Un wellness club qui regarde le sportif en entier
Installé à Mr. C Coconut Grove à Miami, BēAtala se définit comme un wellness club associant soins du visage et du corps, thérapies sportives et pratiques de bien-être. La fondatrice Debora Castaneda, ancienne Miss Colombia et mannequin, a construit le concept autour de protocoles personnalisés et d’une lecture globale du mode de vie.
Le padel apparaît naturellement dans cet univers. La chaleur, l’exposition solaire, la transpiration, les déplacements courts et répétés puis la récupération créent des besoins très concrets. BēAtala transforme ces contraintes en conversation éditoriale : préparer la peau, appliquer un SPF, s’hydrater et prolonger la partie par un soin ou une récupération adaptée.
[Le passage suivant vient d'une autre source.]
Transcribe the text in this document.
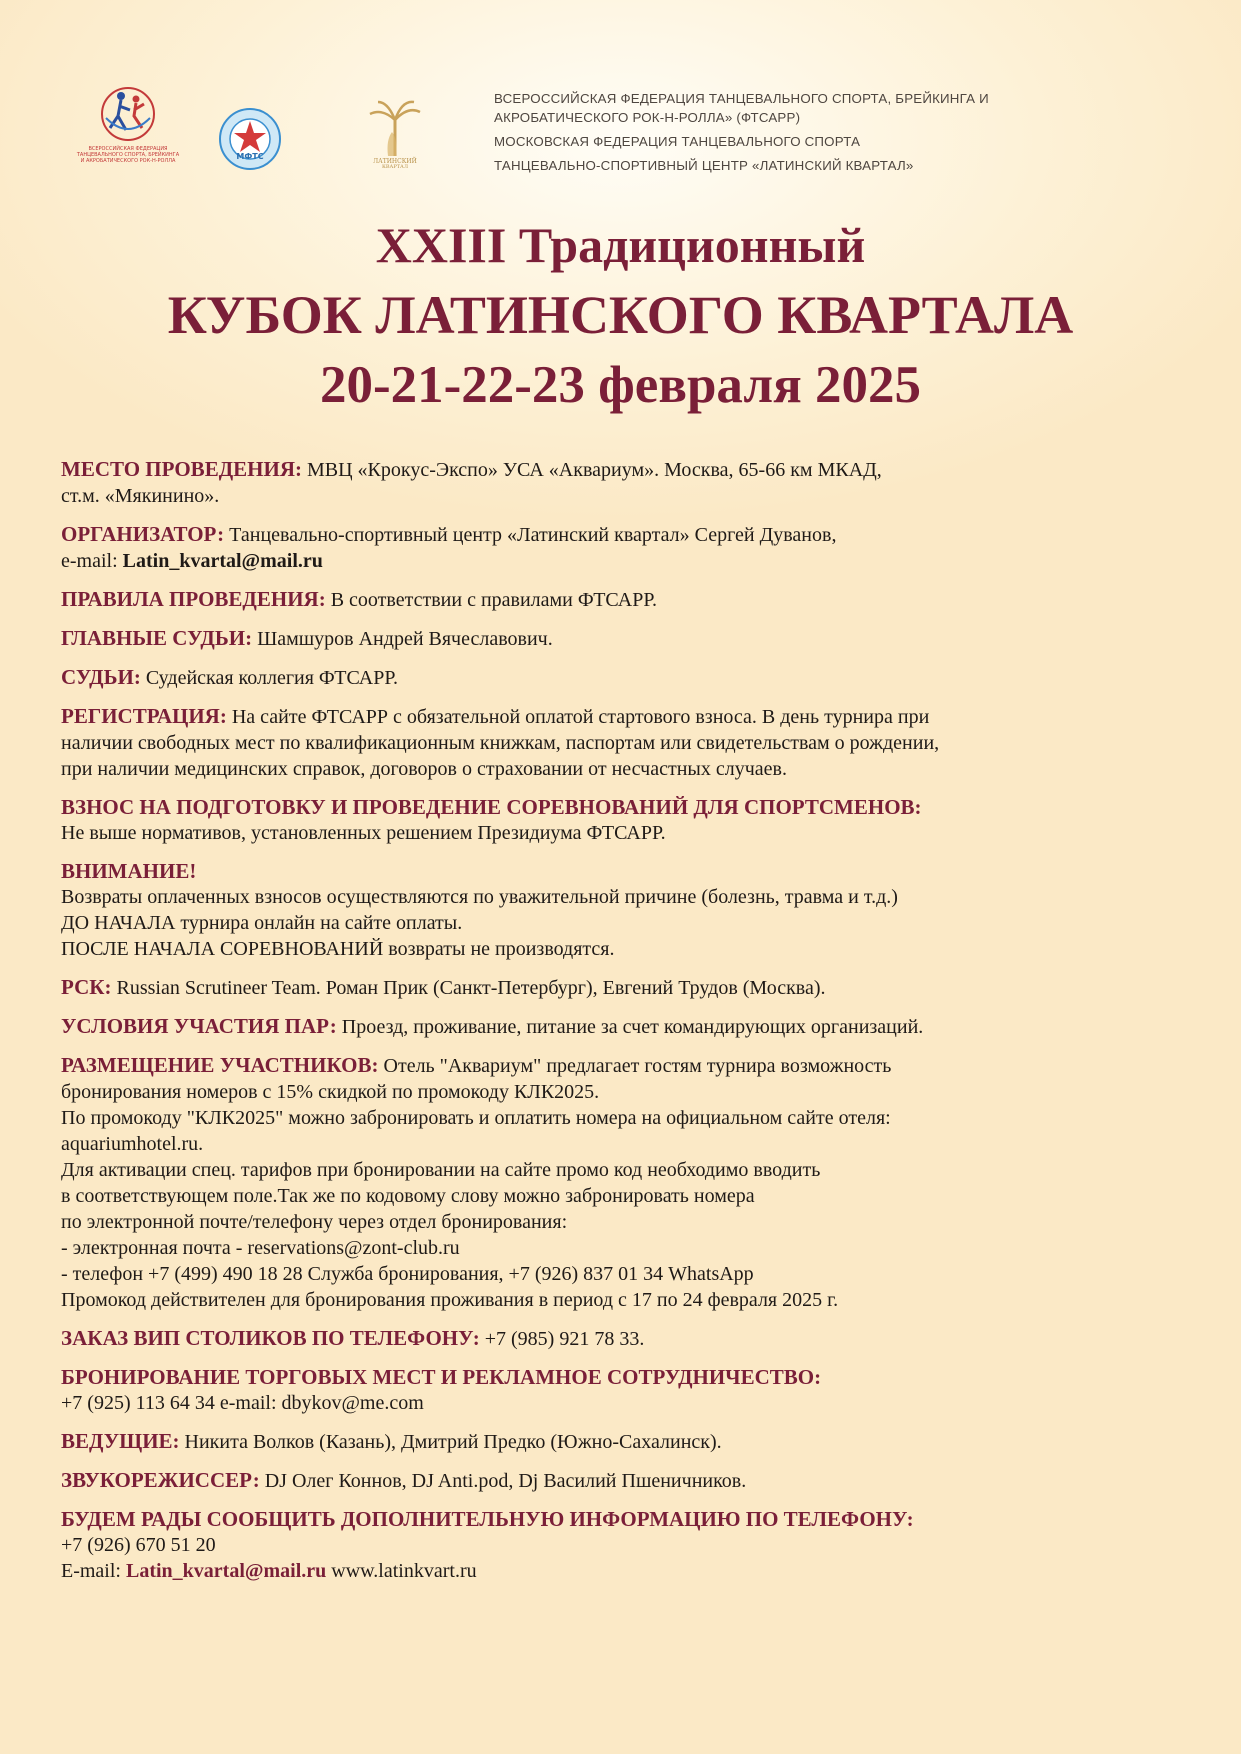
ВСЕРОССИЙСКАЯ ФЕДЕРАЦИЯ
ТАНЦЕВАЛЬНОГО СПОРТА, БРЕЙКИНГА
И АКРОБАТИЧЕСКОГО РОК-Н-РОЛЛА	МФТС
ЛАТИНСКИЙ
КВАРТАЛ
ВСЕРОССИЙСКАЯ ФЕДЕРАЦИЯ ТАНЦЕВАЛЬНОГО СПОРТА, БРЕЙКИНГА И АКРОБАТИЧЕСКОГО РОК-Н-РОЛЛА» (ФТСАРР)
МОСКОВСКАЯ ФЕДЕРАЦИЯ ТАНЦЕВАЛЬНОГО СПОРТА
ТАНЦЕВАЛЬНО-СПОРТИВНЫЙ ЦЕНТР «ЛАТИНСКИЙ КВАРТАЛ»
XXIII Традиционный
КУБОК ЛАТИНСКОГО КВАРТАЛА
20-21-22-23 февраля 2025
МЕСТО ПРОВЕДЕНИЯ: МВЦ «Крокус-Экспо» УСА «Аквариум». Москва, 65-66 км МКАД,
ст.м. «Мякинино».
ОРГАНИЗАТОР: Танцевально-спортивный центр «Латинский квартал» Сергей Дуванов,
e-mail: Latin_kvartal@mail.ru
ПРАВИЛА ПРОВЕДЕНИЯ: В соответствии с правилами ФТСАРР.
ГЛАВНЫЕ СУДЬИ: Шамшуров Андрей Вячеславович.
СУДЬИ: Судейская коллегия ФТСАРР.
РЕГИСТРАЦИЯ: На сайте ФТСАРР с обязательной оплатой стартового взноса. В день турнира при
наличии свободных мест по квалификационным книжкам, паспортам или свидетельствам о рождении,
при наличии медицинских справок, договоров о страховании от несчастных случаев.
ВЗНОС НА ПОДГОТОВКУ И ПРОВЕДЕНИЕ СОРЕВНОВАНИЙ ДЛЯ СПОРТСМЕНОВ:
Не выше нормативов, установленных решением Президиума ФТСАРР.
ВНИМАНИЕ!
Возвраты оплаченных взносов осуществляются по уважительной причине (болезнь, травма и т.д.)
ДО НАЧАЛА турнира онлайн на сайте оплаты.
ПОСЛЕ НАЧАЛА СОРЕВНОВАНИЙ возвраты не производятся.
РСК: Russian Scrutineer Team. Роман Прик (Санкт-Петербург), Евгений Трудов (Москва).
УСЛОВИЯ УЧАСТИЯ ПАР: Проезд, проживание, питание за счет командирующих организаций.
РАЗМЕЩЕНИЕ УЧАСТНИКОВ: Отель "Аквариум" предлагает гостям турнира возможность
бронирования номеров с 15% скидкой по промокоду КЛК2025.
По промокоду "КЛК2025" можно забронировать и оплатить номера на официальном сайте отеля:
aquariumhotel.ru.
Для активации спец. тарифов при бронировании на сайте промо код необходимо вводить
в соответствующем поле.Так же по кодовому слову можно забронировать номера
по электронной почте/телефону через отдел бронирования:
- электронная почта - reservations@zont-club.ru
- телефон +7 (499) 490 18 28 Служба бронирования, +7 (926) 837 01 34 WhatsApp
Промокод действителен для бронирования проживания в период с 17 по 24 февраля 2025 г.
ЗАКАЗ ВИП СТОЛИКОВ ПО ТЕЛЕФОНУ: +7 (985) 921 78 33.
БРОНИРОВАНИЕ ТОРГОВЫХ МЕСТ И РЕКЛАМНОЕ СОТРУДНИЧЕСТВО:
+7 (925) 113 64 34 e-mail: dbykov@me.com
ВЕДУЩИЕ: Никита Волков (Казань), Дмитрий Предко (Южно-Сахалинск).
ЗВУКОРЕЖИССЕР: DJ Олег Коннов, DJ Anti.pod, Dj Василий Пшеничников.
БУДЕМ РАДЫ СООБЩИТЬ ДОПОЛНИТЕЛЬНУЮ ИНФОРМАЦИЮ ПО ТЕЛЕФОНУ:
+7 (926) 670 51 20
E-mail: Latin_kvartal@mail.ru www.latinkvart.ru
Alejandra Salazar comme preuve culturelle
La marque a reçu Alejandra Salazar dans ses contenus pour parler de la peau des athlètes et documenter ses protocoles. Le choix est précis : Salazar n’est pas seulement une championne connue, mais une joueuse dont la longévité rend crédible une discussion sur l’entretien du corps, la récupération et la répétition des saisons.
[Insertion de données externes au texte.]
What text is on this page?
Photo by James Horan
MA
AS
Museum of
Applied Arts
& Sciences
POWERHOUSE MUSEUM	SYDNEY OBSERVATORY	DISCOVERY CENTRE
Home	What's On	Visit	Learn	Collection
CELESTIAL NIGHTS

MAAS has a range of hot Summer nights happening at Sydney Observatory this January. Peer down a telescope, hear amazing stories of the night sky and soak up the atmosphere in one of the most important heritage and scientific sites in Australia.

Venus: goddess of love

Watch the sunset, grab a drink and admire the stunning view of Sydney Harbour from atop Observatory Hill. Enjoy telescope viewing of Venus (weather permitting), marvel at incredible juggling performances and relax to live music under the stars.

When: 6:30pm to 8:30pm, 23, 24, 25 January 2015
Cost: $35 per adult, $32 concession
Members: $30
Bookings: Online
D’autres contenus BēAtala mettent en scène le sac de padel idéal avec la raquette, le tumbler et la protection solaire. Ce détail est important. La beauté n’est pas ajoutée après coup à une photographie de joueuse ; elle entre dans les objets et les rituels réels de la pratique.
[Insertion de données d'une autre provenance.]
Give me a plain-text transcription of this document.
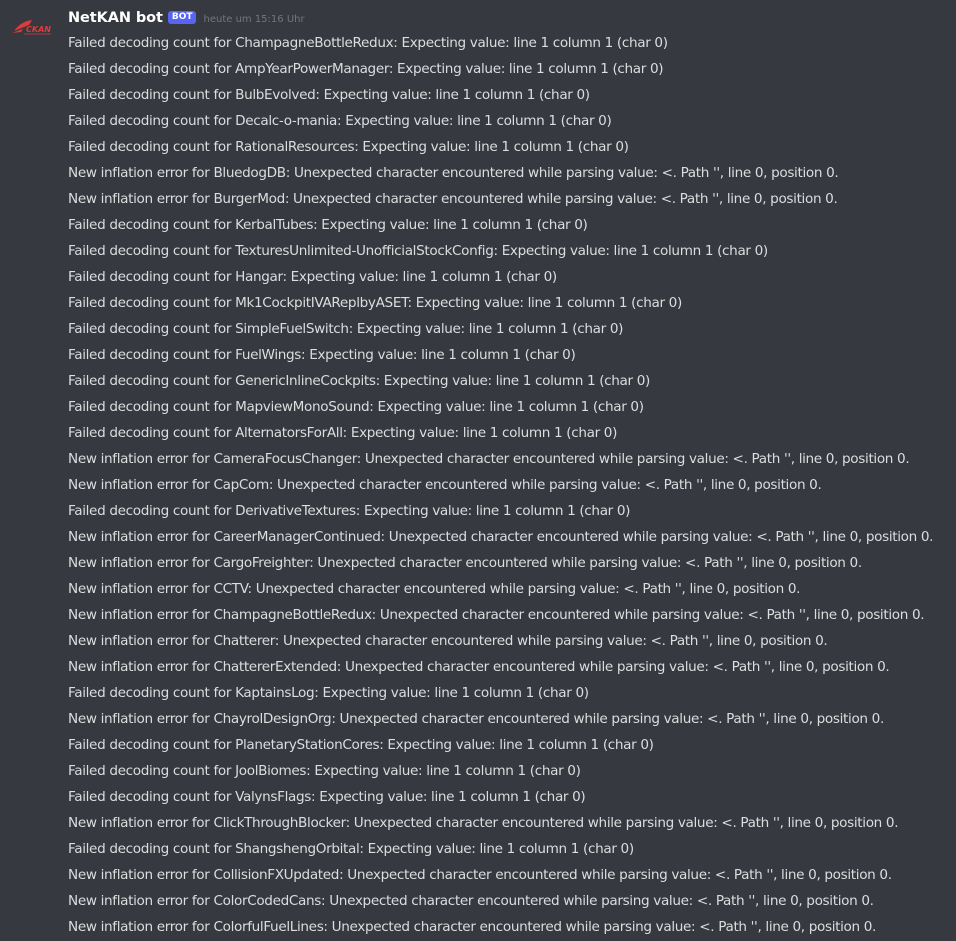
CKAN
NetKAN bot	BOT	heute um 15:16 Uhr
Failed decoding count for ChampagneBottleRedux: Expecting value: line 1 column 1 (char 0)
Failed decoding count for AmpYearPowerManager: Expecting value: line 1 column 1 (char 0)
Failed decoding count for BulbEvolved: Expecting value: line 1 column 1 (char 0)
Failed decoding count for Decalc-o-mania: Expecting value: line 1 column 1 (char 0)
Failed decoding count for RationalResources: Expecting value: line 1 column 1 (char 0)
New inflation error for BluedogDB: Unexpected character encountered while parsing value: <. Path '', line 0, position 0.
New inflation error for BurgerMod: Unexpected character encountered while parsing value: <. Path '', line 0, position 0.
Failed decoding count for KerbalTubes: Expecting value: line 1 column 1 (char 0)
Failed decoding count for TexturesUnlimited-UnofficialStockConfig: Expecting value: line 1 column 1 (char 0)
Failed decoding count for Hangar: Expecting value: line 1 column 1 (char 0)
Failed decoding count for Mk1CockpitIVAReplbyASET: Expecting value: line 1 column 1 (char 0)
Failed decoding count for SimpleFuelSwitch: Expecting value: line 1 column 1 (char 0)
Failed decoding count for FuelWings: Expecting value: line 1 column 1 (char 0)
Failed decoding count for GenericInlineCockpits: Expecting value: line 1 column 1 (char 0)
Failed decoding count for MapviewMonoSound: Expecting value: line 1 column 1 (char 0)
Failed decoding count for AlternatorsForAll: Expecting value: line 1 column 1 (char 0)
New inflation error for CameraFocusChanger: Unexpected character encountered while parsing value: <. Path '', line 0, position 0.
New inflation error for CapCom: Unexpected character encountered while parsing value: <. Path '', line 0, position 0.
Failed decoding count for DerivativeTextures: Expecting value: line 1 column 1 (char 0)
New inflation error for CareerManagerContinued: Unexpected character encountered while parsing value: <. Path '', line 0, position 0.
New inflation error for CargoFreighter: Unexpected character encountered while parsing value: <. Path '', line 0, position 0.
New inflation error for CCTV: Unexpected character encountered while parsing value: <. Path '', line 0, position 0.
New inflation error for ChampagneBottleRedux: Unexpected character encountered while parsing value: <. Path '', line 0, position 0.
New inflation error for Chatterer: Unexpected character encountered while parsing value: <. Path '', line 0, position 0.
New inflation error for ChattererExtended: Unexpected character encountered while parsing value: <. Path '', line 0, position 0.
Failed decoding count for KaptainsLog: Expecting value: line 1 column 1 (char 0)
New inflation error for ChayrolDesignOrg: Unexpected character encountered while parsing value: <. Path '', line 0, position 0.
Failed decoding count for PlanetaryStationCores: Expecting value: line 1 column 1 (char 0)
Failed decoding count for JoolBiomes: Expecting value: line 1 column 1 (char 0)
Failed decoding count for ValynsFlags: Expecting value: line 1 column 1 (char 0)
New inflation error for ClickThroughBlocker: Unexpected character encountered while parsing value: <. Path '', line 0, position 0.
Failed decoding count for ShangshengOrbital: Expecting value: line 1 column 1 (char 0)
New inflation error for CollisionFXUpdated: Unexpected character encountered while parsing value: <. Path '', line 0, position 0.
New inflation error for ColorCodedCans: Unexpected character encountered while parsing value: <. Path '', line 0, position 0.
New inflation error for ColorfulFuelLines: Unexpected character encountered while parsing value: <. Path '', line 0, position 0.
De la beauté à la culture du care
Le padel a longtemps été raconté par la performance ou la convivialité. BēAtala ajoute un troisième territoire : le care. Ses formats « Padel Paradise » associent sport, récupération, nutrition et soins, faisant du club un espace où l’on peut jouer mais aussi ralentir et se remettre en état.
Pour Make Padel Iconic, c’est une évolution culturelle forte. À mesure que le public pratique davantage, les marques pertinentes ne seront pas seulement celles qui habillent le joueur ou fabriquent sa raquette. Elles seront aussi celles qui comprennent ce qui arrive à sa peau, à son énergie et à son corps avant et après la partie.
BēAtala ne vend pas le padel comme une dépense d’énergie, mais comme le premier geste d’un protocole complet : jouer, protéger, récupérer.